La stratégie à suivre est tout à fait évidente : si Bob avait
connaissance du nom choisi par Alice, il aurait intérêt à
choisir perd
lorsque Alice choisit Alice
et gagne
lorsque Alice choisit Bob
; donc Alice ne doit pas divulguer la
moindre information sur son choix, et doit choisir aléatoirement et de
façon équiprobable, indépendante des choix précédents, le nom qu'elle
choisit ; Bob, évidemment, a intérêt à choisir aléatoirement
entre gagne
et perd
. On dit qu'on a affaire là à
la stratégie (mixte)
optimale[#] du jeu pour
l'un et l'autre joueur (qui se caractérise formellement par le fait
qu'il s'agit d'une distribution de probabilité sur les options du jeu
dont l'espérance de gain contre n'importe quelle option de
l'adversaire est au moins aussi bonne que celle de toute autre telle
distribution). Les deux stratégies optimales jouées l'une contre
l'autre constituent
un équilibre
de Nash, mais la notion en question est un peu idiote dans
le cas d'un jeu à somme nulle à cause
d'un théorème de
von Neumann qui assure, pour parler de façon très vague, que dans
ce cas les stratégies optimales des deux joueurs se répondent bien
l'une à l'autre (en maximisant le pire gain possible on maximise
précisément le gain contre la stratégie optimale de l'adversaire). Le
jeu très simple dont j'ai parlé est à valeur nulle,
c'est-à-dire que quand les deux joueurs jouent leur stratégie
optimale, aucun n'est privilégié, ce qui est le cas si, mais pas
seulement si, il existe une symétrie totale entre les joueurs.

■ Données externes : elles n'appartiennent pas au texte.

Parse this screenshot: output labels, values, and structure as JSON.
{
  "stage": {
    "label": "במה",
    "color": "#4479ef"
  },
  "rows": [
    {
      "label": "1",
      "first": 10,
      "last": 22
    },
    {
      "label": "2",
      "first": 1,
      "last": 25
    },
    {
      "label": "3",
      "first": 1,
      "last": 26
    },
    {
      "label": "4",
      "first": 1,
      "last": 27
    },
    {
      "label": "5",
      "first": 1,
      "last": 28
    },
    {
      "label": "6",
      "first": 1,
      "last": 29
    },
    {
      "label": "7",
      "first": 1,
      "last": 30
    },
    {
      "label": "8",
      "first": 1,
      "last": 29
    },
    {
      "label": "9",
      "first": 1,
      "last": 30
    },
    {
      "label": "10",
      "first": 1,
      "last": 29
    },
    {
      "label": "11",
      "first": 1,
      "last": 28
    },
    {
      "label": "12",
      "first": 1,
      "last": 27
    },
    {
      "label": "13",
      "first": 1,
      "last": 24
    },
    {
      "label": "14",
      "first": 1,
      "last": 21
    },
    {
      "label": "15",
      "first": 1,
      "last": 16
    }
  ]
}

Ce jeu a beau être très simple, et sa stratégie optimale évidente,
quand on y joue dans la vraie vie, tirer des valeurs au hasard n'est
ni très facile ni très satisfaisant, et on se retrouve à jouer sur la
psychologie de l'adversaire (comme dans la
célèbre Battle
of Wits
de Princess Bride), surtout
quand on joue plusieurs coups de suite : chacun essaie de se prévoir
quel sera le choix de l'autre (en tenant compte du fait que l'autre
essaie de prévoir, etc.), et de choisir le coup gagnant en fonction de
cela. Je me souviens avoir joué à une variante de ce jeu contre un
ami quand j'étais petit (sous la forme : mon adversaire choisit une
carte dans un jeu et je dois deviner si elle est rouge ou noire), et
avoir gagné une vingtaine de fois d'affilée, si bien que mon ami
commençait à se dire que je lisais dans ses pensées. Mais bon, ce
petit jeu n'a de sens que parce qu'on joue contre un humain qui joue
aussi au même petit jeu : si l'un des deux joueurs tire son choix
aléatoirement, l'autre n'a rien d'intelligent à faire, dans tous les
cas son espérance de gain sera nulle. Autant jouer à pile ou face,
et, bien sûr, c'est essentiellement ce qu'on est en train de
faire.
Le jeu de Pierre-Papier-Ciseaux est seulement différent en ce qu'on
a symétrie entre les joueurs : contrairement au jeu précédent, les
deux joueurs ont les mêmes options, Pierre
, Papier
et Ciseaux
(et on joue généralement avec des signes codifiés de
la main). Les options elles-mêmes admettent une symétrie d'ordre 3 :
le Papier bat la Pierre, les Ciseaux battent le Papier, et la Pierre
bat les Ciseaux ; deux options identiques font match nul ; il n'y
a évidemment
pas une option qui batte les deux autres. La stratégie optimale,
nécessairement la même pour les deux joueurs à cause de la symétrie,
et qui peut donc se caractériser par le fait qu'il s'agit d'une
distribution de probabilités sur les options qui assure un gain
positif ou nul contre toute option de l'adversaire, est évidemment de
jouer chacun de Pierre, Papier et Ciseaux avec probabilité 1/3 (et,
comme toujours, indépendamment à chaque coup). Comme pour le jeu
précédent, quand on y joue dans la vraie vie, il y a souvent un
élément de psychologie qui intervient, on peut se rendre compte par
exemple que son adversaire préfère telle ou telle option et chercher à
jouer celle qui la bat, ou bien au niveau méta chercher à faire croire
à son adversaire qu'on préfère telle option pour qu'il joue celle qui
la bat et soi-même jouer la troisième, et ainsi de suite. Cet aspect
psychologique fait l'intérêt (très relatif…) du jeu entre
humains, mais pour l'analyse mathématique, il est purement parasite.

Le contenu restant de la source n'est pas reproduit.